Aim has two components - the aim of the club face and the alignment of the body.
For a shot that you plan to fly straight (rather than having a fade or draw), the club face must be aimed square, or at a 90-degree angle to the target line.
The target line is where you choose to aim. This may not be directly at the pin. For instance, if I know that the green has a large amount of right-to-left slope, I will aim right of the pin and allow the green to feed my ball back toward the hole.
The next step is to get the body properly aligned. Ideally, the body will be in synch with itself, meaning that shoulders, hips, feet and eyes are all aiming in the same direction. These body parts should be aligned so that they all point to a line parallel to the intended target line.
Imagine a railroad track. There is a right rail and a leftrail, which always run parallel to each other. The club head is aimed down the outer track, and the body is aligned parallel with the inner track. You can view this on my Web site - www.golflessonsorangecounty.com - on the drills page.

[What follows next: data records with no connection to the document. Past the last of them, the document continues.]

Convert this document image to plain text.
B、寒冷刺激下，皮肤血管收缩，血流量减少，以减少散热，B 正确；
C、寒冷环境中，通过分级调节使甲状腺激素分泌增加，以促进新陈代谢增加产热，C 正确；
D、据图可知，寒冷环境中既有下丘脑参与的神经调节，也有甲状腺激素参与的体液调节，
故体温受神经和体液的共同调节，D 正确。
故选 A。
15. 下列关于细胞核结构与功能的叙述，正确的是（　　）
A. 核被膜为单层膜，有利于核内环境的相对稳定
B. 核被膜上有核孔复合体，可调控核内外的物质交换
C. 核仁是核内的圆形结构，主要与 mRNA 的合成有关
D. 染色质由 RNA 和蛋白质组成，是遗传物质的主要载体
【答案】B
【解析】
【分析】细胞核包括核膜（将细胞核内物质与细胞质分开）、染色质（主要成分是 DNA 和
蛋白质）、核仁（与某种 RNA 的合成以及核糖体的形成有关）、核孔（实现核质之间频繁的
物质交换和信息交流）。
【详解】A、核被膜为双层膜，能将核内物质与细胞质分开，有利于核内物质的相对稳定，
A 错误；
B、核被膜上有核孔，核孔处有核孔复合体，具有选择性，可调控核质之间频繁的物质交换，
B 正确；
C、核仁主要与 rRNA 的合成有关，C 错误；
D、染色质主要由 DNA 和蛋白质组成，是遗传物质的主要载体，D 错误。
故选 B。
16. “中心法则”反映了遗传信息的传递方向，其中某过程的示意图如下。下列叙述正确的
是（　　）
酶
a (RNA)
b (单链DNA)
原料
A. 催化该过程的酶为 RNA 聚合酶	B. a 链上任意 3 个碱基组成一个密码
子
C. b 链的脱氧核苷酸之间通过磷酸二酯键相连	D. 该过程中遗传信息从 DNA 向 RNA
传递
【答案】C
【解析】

Often, the eyes are aimed incorrectly and are frequently not parallel to the body. If the eyes are aimed either right or left of the body, it influences the swing path. It also creates tension, as this sets the head off-center to the spine and will cause the neck muscles to work too hard.
We want to eliminate unnecessary tension to increase our swing efficiency.
Correct alignment also will allow the body to rotate properly in the swing. This is important for the correct swing path, which is a key to consistent golf.
Expert golfers may choose to vary a little from this alignment, but I recommend that the average golfer practice to aim the club face and align the body square to your intended target line.